No, Bethlehem is storage and vaporization, so Bethlehem is kind of a twin to steel, so that's a site where we can store vaporize and inject this directly serve demand, which for us is a critical commitment we have in this case the UGI utilities to serve their customers would provide the peaking service that they'll use to serve their customers.
But also provides to the Midstream marketing team another significant asset that can be utilized during periods of sort of peak activity and volatility to create value across the system, because we can vaporize and inject on a local basis and free up pipeline capacity that can be utilized on those cold days to deliver gas to constrained areas. And certainly we saw a significant amount of that this quarter in the very beginning of the quarter, there was significant volatility. So the ability to move gas east and northeast on those days was quite valuable.
Okay. My mistake. Thanks for the color on that, John.
I guess final question for me is just with regard to the dividend, historically you guys have had a very static payout ratio guidance range in terms of how the dividend policy works. And I guess I'm just curious given the new guidance range midpoint of 275 and what you'll end up paying this year with the raise you just announced, sort of puts this at the low end of the 35% to 45% ratio. So I'm just curious as the board considers you've done punctuated step ups in the past just what are some of the other factors we should be thinking about that the board might be considering I guess as it comes to future dividend explorations and the potential punctuates step up?

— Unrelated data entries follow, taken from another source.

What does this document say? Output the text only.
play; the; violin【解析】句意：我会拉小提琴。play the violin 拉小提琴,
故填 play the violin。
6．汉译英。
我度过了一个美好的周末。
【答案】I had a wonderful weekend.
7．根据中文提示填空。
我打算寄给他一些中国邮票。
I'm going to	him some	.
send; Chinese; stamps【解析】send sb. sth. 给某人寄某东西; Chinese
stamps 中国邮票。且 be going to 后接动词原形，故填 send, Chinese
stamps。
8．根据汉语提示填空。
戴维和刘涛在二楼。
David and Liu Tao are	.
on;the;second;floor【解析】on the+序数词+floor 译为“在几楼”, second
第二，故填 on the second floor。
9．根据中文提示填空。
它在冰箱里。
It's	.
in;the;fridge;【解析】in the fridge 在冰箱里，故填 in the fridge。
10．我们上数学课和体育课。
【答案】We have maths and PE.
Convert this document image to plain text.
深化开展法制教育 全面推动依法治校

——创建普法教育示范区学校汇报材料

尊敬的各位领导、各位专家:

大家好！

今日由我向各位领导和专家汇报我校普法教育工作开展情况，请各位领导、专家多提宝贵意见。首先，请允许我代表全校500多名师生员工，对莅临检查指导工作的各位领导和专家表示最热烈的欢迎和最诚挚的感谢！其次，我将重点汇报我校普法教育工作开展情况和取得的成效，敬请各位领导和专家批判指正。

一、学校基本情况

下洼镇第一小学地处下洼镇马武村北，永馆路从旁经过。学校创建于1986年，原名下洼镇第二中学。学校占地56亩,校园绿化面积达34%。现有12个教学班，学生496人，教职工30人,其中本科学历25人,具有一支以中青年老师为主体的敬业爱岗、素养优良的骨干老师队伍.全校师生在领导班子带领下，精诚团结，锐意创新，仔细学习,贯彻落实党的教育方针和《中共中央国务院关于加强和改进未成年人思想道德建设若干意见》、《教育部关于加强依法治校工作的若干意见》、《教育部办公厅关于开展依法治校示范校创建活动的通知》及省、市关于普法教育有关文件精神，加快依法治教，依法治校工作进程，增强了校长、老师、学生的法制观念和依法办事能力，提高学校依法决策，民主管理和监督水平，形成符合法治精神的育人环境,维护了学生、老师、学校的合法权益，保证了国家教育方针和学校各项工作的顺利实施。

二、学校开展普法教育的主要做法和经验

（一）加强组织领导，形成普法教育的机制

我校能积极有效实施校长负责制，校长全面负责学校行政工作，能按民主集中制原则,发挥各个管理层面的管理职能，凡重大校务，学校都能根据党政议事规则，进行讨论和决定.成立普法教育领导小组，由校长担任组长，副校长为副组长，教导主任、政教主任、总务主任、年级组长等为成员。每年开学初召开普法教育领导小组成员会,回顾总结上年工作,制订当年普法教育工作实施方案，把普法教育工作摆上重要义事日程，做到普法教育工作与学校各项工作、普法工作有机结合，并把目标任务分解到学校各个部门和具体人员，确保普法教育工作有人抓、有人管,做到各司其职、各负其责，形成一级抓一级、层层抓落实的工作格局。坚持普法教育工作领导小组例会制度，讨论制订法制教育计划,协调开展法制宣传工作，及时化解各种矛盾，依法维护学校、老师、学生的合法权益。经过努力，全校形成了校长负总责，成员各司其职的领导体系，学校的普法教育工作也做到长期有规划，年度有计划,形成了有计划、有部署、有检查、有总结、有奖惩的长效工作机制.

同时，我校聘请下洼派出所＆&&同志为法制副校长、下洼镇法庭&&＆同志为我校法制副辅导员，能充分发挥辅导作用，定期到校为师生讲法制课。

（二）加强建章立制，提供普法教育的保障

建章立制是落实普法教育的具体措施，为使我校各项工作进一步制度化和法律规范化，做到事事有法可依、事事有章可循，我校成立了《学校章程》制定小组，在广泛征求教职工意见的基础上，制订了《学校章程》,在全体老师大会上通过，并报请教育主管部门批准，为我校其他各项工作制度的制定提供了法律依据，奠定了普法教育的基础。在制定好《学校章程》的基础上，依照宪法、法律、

Sure. Yeah, as you - Chris, we have that kind of dual element approach in terms of given a policy. We state what our target is, but as we fall through that range, we then look at making sure roughly in that range of 35% to 45%. With the new guidance and the increased dividend, we'd be somewhere around 38%. So we're coming down which is a good thing. So we certainly keep those two factors in mind moving forward. As you look historically, we are average over say 5 or 10 or 15 year period is higher, it's depending on which period it is, its 6% or 7% is our long term average for dividend increases. Because of that those periodic increases that we make to keep us within that rough range that we use.
I think one consideration as we think about dividend policy was the Tax Reform Act was clearly beneficial and evident when we look at our earnings, the earnings impact. The cash impact will be positive for us, but the positive cash impact of the Tax Reform Act is deferred. So it's really two years until we see material positive cash impact based on the Tax Reform Act, just based on some of the intricacies of that. But when it turns positive, it's materially positive, it's roughly somewhere in the neighborhood of 25 million to 30 million of incremental cash that we'll see but as I said it's deferred for couple of years. It's neutral in the interim, neutral from a cash basis.
Okay. Thanks a lot for the time this morning guys and best of luck on your next endeavors, it's been a pleasure working with you.
And I will now turn the call back over to Mr. John Walsh for closing remarks.
Okay. Thank you, Casey and thank you all for your time and attention this morning and we look forward to keeping you updated on progress and speaking with you on our next call. Thank you.
And ladies and gentlemen, this concludes today's conference call. You may now disconnect.